A Dérive to the Airport: Breadcrumbs

August 25, 2014  •  Leave a Comment

The GPS track for my airport derive.The GPS track for my airport derive.

 

 

When I set out on my walk to the airport, it was truly a last minute decision. I left the house with nothing more in mind than to have a satisfying, relaxing ramble through new territory. I left without a camera. More precisely, I left without a serious camera which, these days, is my Olympus OM-D E5. 

 

What I did have was my iPhone 5, already set up to track my journey so that I would know how long my trip was in time and distance and to graphically map my path.
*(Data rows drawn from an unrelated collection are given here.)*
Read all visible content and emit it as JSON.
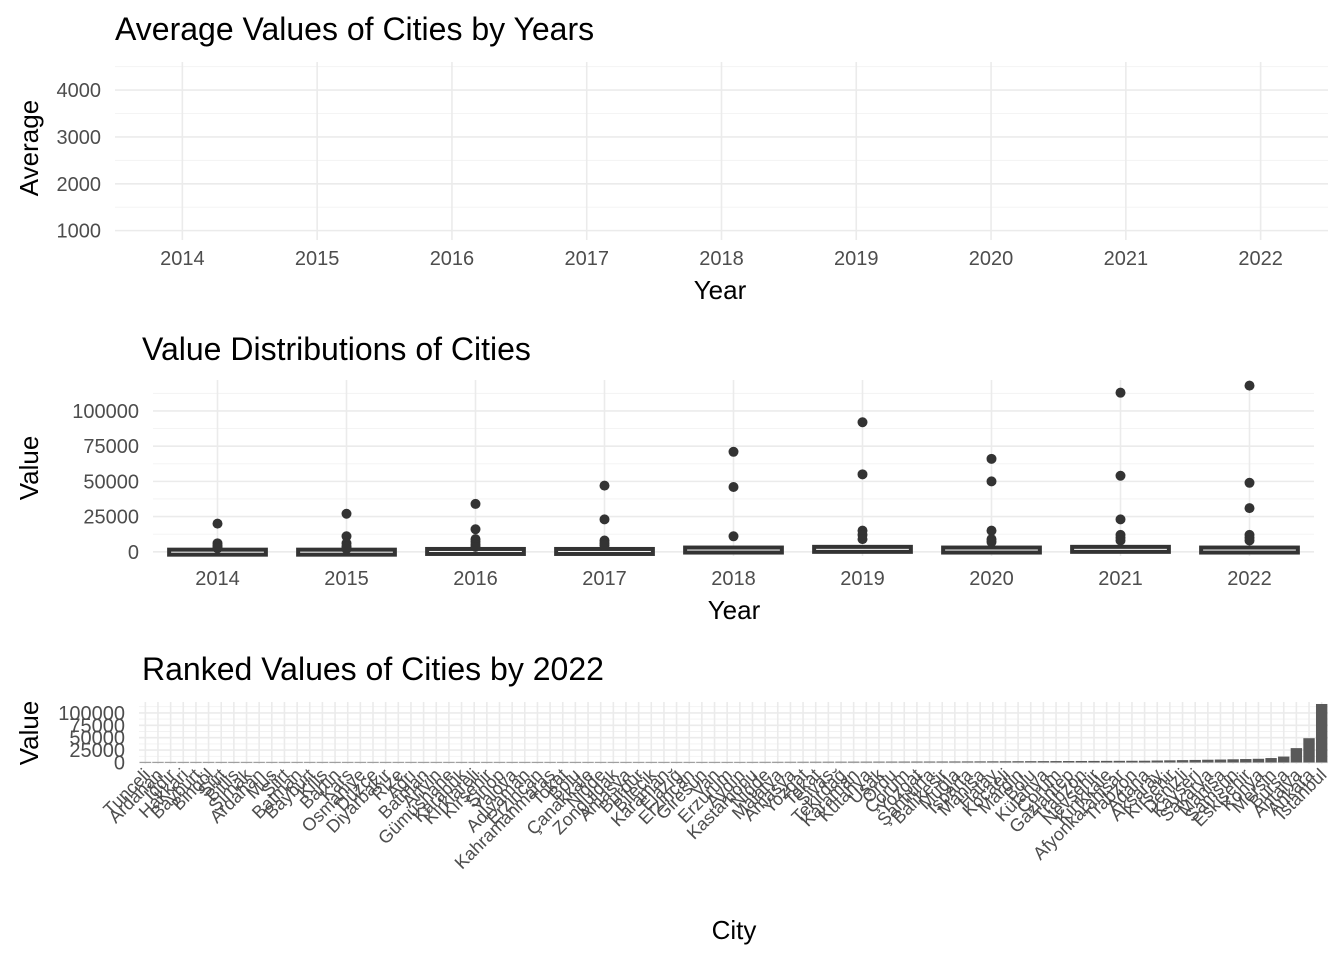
{
  "chart_data": [
    {
      "type": "line",
      "title": "Average Values of Cities by Years",
      "xlabel": "Year",
      "ylabel": "Average",
      "categories": [
        "2014",
        "2015",
        "2016",
        "2017",
        "2018",
        "2019",
        "2020",
        "2021",
        "2022"
      ],
      "ylim": [
        800,
        4600
      ],
      "yticks": [
        1000,
        2000,
        3000,
        4000
      ],
      "series": [],
      "grid": true
    },
    {
      "type": "box",
      "title": "Value Distributions of Cities",
      "xlabel": "Year",
      "ylabel": "Value",
      "categories": [
        "2014",
        "2015",
        "2016",
        "2017",
        "2018",
        "2019",
        "2020",
        "2021",
        "2022"
      ],
      "ylim": [
        -3000,
        122000
      ],
      "yticks": [
        0,
        25000,
        50000,
        75000,
        100000
      ],
      "boxes": [
        {
          "q1": 0,
          "q3": 1500,
          "outliers": [
            20000,
            6000,
            4500,
            3500,
            2500
          ]
        },
        {
          "q1": 0,
          "q3": 1500,
          "outliers": [
            27000,
            11000,
            6000,
            4000,
            3000,
            2000
          ]
        },
        {
          "q1": 0,
          "q3": 2000,
          "outliers": [
            34000,
            16000,
            9000,
            7000,
            5000,
            3500
          ]
        },
        {
          "q1": 0,
          "q3": 2000,
          "outliers": [
            47000,
            23000,
            8000,
            6000,
            4500
          ]
        },
        {
          "q1": 0,
          "q3": 3000,
          "outliers": [
            71000,
            46000,
            11000
          ]
        },
        {
          "q1": 0,
          "q3": 3500,
          "outliers": [
            92000,
            55000,
            15000,
            12000,
            9000
          ]
        },
        {
          "q1": 0,
          "q3": 3000,
          "outliers": [
            66000,
            50000,
            15000,
            9000,
            7000
          ]
        },
        {
          "q1": 0,
          "q3": 3500,
          "outliers": [
            113000,
            54000,
            23000,
            12000,
            10000,
            8000
          ]
        },
        {
          "q1": 0,
          "q3": 3000,
          "outliers": [
            118000,
            49000,
            31000,
            12000,
            10000,
            8000
          ]
        }
      ],
      "grid": true
    },
    {
      "type": "bar",
      "title": "Ranked Values of Cities by 2022",
      "xlabel": "City",
      "ylabel": "Value",
      "ylim": [
        -3000,
        122000
      ],
      "yticks": [
        0,
        25000,
        50000,
        75000,
        100000
      ],
      "categories": [
        "Tunceli",
        "Ardahan",
        "Iğdır",
        "Hakkari",
        "Bayburt",
        "Bingöl",
        "Siirt",
        "Bitlis",
        "Şırnak",
        "Ardahan",
        "Muş",
        "Siirt",
        "Batman",
        "Bayburt",
        "Kilis",
        "Bartın",
        "Kars",
        "Osmaniye",
        "Düzce",
        "Diyarbakır",
        "Rize",
        "Ağrı",
        "Batman",
        "Artvin",
        "Gümüşhane",
        "Karabük",
        "Kırklareli",
        "Kırşehir",
        "Sinop",
        "Yalova",
        "Adıyaman",
        "Erzincan",
        "Kahramanmaraş",
        "Tokat",
        "Bolu",
        "Çanakkale",
        "Niğde",
        "Zonguldak",
        "Amasya",
        "Burdur",
        "Bilecik",
        "Karaman",
        "Elazığ",
        "Erzincan",
        "Giresun",
        "Van",
        "Erzurum",
        "Aydın",
        "Kastamonu",
        "Niğde",
        "Malatya",
        "Amasya",
        "Yozgat",
        "Tokat",
        "Sivas",
        "Tekirdağ",
        "Karaman",
        "Kütahya",
        "Uşak",
        "Ordu",
        "Çorum",
        "Yozgat",
        "Şanlıurfa",
        "Balıkesir",
        "Muğla",
        "Isparta",
        "Manisa",
        "Hatay",
        "Kocaeli",
        "Mardin",
        "Bolu",
        "Kütahya",
        "Çorum",
        "Gaziantep",
        "Trabzon",
        "Nevşehir",
        "Kırıkkale",
        "Afyonkarahisar",
        "Trabzon",
        "Adana",
        "Aksaray",
        "Kırşehir",
        "Denizli",
        "Kayseri",
        "Sakarya",
        "Manisa",
        "Samsun",
        "Eskişehir",
        "Konya",
        "Mersin",
        "Bursa",
        "Antalya",
        "Ankara",
        "İstanbul"
      ],
      "values": [
        0,
        0,
        0,
        0,
        0,
        0,
        0,
        0,
        0,
        0,
        0,
        0,
        0,
        0,
        0,
        0,
        0,
        0,
        0,
        0,
        0,
        0,
        0,
        0,
        0,
        0,
        0,
        200,
        250,
        300,
        350,
        400,
        450,
        500,
        550,
        600,
        650,
        700,
        750,
        800,
        850,
        900,
        950,
        1000,
        1050,
        1100,
        1150,
        1200,
        1250,
        1300,
        1350,
        1400,
        1450,
        1500,
        1550,
        1600,
        1650,
        1700,
        1750,
        1800,
        1850,
        1900,
        1950,
        2000,
        2100,
        2200,
        2300,
        2400,
        2500,
        2600,
        2700,
        2800,
        2900,
        3000,
        3100,
        3200,
        3300,
        3400,
        3500,
        3600,
        4000,
        4400,
        4800,
        5200,
        5600,
        6000,
        6500,
        7000,
        7500,
        9000,
        12000,
        29000,
        49000,
        118000
      ],
      "grid": true
    }
  ]
}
I have used the Motion-X GPS app for a few years now and have a good collection of walking tracks. I particularly like the visual form of the mapped tracks, lines, shapes and volumes created on the landscape by the simple act of walking. A collaborative art form.

 

While I love photography, I also love to walk and those two activities are somewhat in conflict. Walking suggests movement while photography usually requires stopping. A simple one hour saunter can easily turn into a multiple hour assignment (read: work!) when photography comes into play. 

 

I had just finished an assignment. Now I just want to walk.

 

Out the door, I proceed down our tree-lined street, cross the little bridge at the mouth of Omand’s Creek, pass behind historic St. James Anglican Church and the overgrown cemetery surrounding it. Then, coyly, a bent yellow and black warning sign overpainted with bright blue footprints catches my eye. What does it mean? Who decided that blue footprints painted on a bent sign was a good idea? What great colour! The inevitable happens. Out comes the iPhone. Compose. Click. 

 

 

My stroll is innocent no more.  

 

The iPhone is not a bad camera. It is a digital Instamatic (my homage to long-gone Kodak) allowing one to choose when to push the button and where to point the camera. All the finicky “how” details like shutter speed and aperture are pre-managed by the camera-maker. For this walk, pushing and pointing seemed the perfect pairing for a dérive, the purpose of walking not diminished and the art of clicking not work.

 

Each photo is a quick response to a visual cue, driving me to follow a road or path or to change course. A simple look-walk-point-click-look-walk-point-click cyclical process. In keeping with this approach, the 36 photographs in this book are arranged chronologically (edited down from the 95 images made along the way) and minimally processed in Lightroom, with small tonal and colour adjustments. Only seven of the photographs have been cropped slightly to improve composition.